Close comparison between these stem cell-derived constructs and normal human and non-human primate embryo development should aid their development into increasingly powerful and experimentally tractable models in which to study the events of early human development. This has raised the question of whether emergent properties in these stem cell-derived entities should bring them under the same ethical limitations as human embryo cultures (Aach et al., 2017; Munsie et al., 2017). Given that they do not have the full capacity to generate the extra-embryonic cell types needed to develop in utero, stem cell-derived embryoids can be considered to lack full human potential. However, this remains an area of debate and requires active consideration as the research proceeds.
Human germline gene editing – what does the future hold?

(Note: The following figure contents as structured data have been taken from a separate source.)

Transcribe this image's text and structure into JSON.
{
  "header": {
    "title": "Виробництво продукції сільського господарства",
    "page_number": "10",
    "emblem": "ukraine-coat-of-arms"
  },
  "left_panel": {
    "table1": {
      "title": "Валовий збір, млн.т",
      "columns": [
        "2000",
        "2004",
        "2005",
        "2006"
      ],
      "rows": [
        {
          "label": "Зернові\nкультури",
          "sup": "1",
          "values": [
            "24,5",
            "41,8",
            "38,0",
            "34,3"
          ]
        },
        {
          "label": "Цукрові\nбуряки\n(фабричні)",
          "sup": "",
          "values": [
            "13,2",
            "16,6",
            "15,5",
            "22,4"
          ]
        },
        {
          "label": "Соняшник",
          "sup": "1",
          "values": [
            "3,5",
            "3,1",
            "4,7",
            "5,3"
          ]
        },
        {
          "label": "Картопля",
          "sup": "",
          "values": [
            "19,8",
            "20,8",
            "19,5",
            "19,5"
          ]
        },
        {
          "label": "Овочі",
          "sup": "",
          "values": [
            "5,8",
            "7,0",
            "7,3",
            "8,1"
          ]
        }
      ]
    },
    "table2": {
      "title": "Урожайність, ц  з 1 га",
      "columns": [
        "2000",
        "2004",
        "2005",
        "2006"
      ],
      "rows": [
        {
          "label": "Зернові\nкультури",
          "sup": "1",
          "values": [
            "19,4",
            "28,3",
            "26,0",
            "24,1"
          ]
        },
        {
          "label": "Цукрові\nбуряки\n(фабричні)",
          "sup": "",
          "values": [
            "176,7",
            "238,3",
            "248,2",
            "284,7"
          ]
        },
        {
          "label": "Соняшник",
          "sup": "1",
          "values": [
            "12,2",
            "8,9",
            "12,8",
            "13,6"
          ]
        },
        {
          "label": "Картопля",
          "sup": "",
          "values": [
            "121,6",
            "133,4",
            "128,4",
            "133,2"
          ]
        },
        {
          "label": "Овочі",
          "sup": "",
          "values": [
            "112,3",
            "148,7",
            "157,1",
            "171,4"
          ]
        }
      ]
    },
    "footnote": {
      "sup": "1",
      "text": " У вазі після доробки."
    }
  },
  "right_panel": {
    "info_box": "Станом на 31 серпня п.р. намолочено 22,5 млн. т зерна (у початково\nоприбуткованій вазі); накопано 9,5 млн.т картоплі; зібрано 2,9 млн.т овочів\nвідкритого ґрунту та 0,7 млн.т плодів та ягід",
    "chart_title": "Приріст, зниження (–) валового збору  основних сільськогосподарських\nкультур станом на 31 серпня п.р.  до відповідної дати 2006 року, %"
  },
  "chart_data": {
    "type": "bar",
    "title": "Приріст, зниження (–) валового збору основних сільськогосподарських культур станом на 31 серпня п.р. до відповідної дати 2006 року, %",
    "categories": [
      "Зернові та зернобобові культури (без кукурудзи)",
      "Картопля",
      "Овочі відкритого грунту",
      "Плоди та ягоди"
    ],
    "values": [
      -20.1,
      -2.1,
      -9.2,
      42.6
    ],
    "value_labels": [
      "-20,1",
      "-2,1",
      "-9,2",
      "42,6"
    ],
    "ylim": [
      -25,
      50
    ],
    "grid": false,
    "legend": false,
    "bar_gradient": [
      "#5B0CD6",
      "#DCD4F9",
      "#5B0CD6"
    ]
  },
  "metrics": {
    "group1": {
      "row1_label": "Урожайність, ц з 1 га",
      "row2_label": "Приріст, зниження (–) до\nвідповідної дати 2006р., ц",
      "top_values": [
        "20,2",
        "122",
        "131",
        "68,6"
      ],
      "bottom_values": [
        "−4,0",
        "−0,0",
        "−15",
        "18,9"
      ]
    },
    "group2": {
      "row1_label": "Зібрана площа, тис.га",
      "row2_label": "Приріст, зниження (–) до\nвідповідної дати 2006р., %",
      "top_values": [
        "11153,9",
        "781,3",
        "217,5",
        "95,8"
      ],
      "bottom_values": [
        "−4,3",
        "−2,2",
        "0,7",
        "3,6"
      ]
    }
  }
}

The ongoing development of advanced gene editing tools will certainly be used to enhance our understanding of human developmental programs, whether in human embryos directly or in related mammalian embryos or stem cell-derived embryoids. Whether these developments will lead to safe and acceptable clinical human germline editing remains uncertain, especially if the route to germline editing is restricted to editing oocytes and embryos. The technical, ethical and regulatory challenges remain daunting. Future prospects for germline editing would change dramatically if gene editing could be carried out in stable progenitor cell lines that could produce eggs and sperm in vitro. In the mouse, spermatogonial stem cell lines can be derived directly from testis biopsies and give rise to spermatid-like cells that can fertilize eggs and produce viable offspring. A proof of principle study used CRISPR-Cas9 to correct a genetic mutation causing cataracts in mouse spermatogonial stem cells and demonstrated transmission of the corrected allele to the next generation after intracytoplasmic sperm injection into mouse eggs (Wu et al., 2015). Functional oocytes and spermatids have also been produced from mouse embryonic stem cells (Hikabe et al., 2016; Zhou et al., 2016), raising the future possibility of generating oocyte or sperm progenitors from human pluripotent stem cells. To date, however, attempts to generate germline progenitors from human embryonic stem cells have not yet been successful, although early germ cell progenitors have been produced (Irie et al., 2015; Sasaki et al., 2015). As noted earlier, a better understanding of the origins of germ cells in mouse versus human embryos should help promote improved gametogenesis from human pluripotent stem cells. A long-term prospect of patient-specific stem cells being edited in vitro and then differentiated into functional eggs or sperm, with validated correction of a heritable defect, is not out of the question. Whether society is ready for this remains an open question.
J.R. was a member of the National Academies Committee on Human Genome Editing and supports the findings of the published report. J.R. greatly appreciates the engaged and informed debate within the committee and the ongoing discussions with stakeholders around the world.
The author declares no competing or financial interests.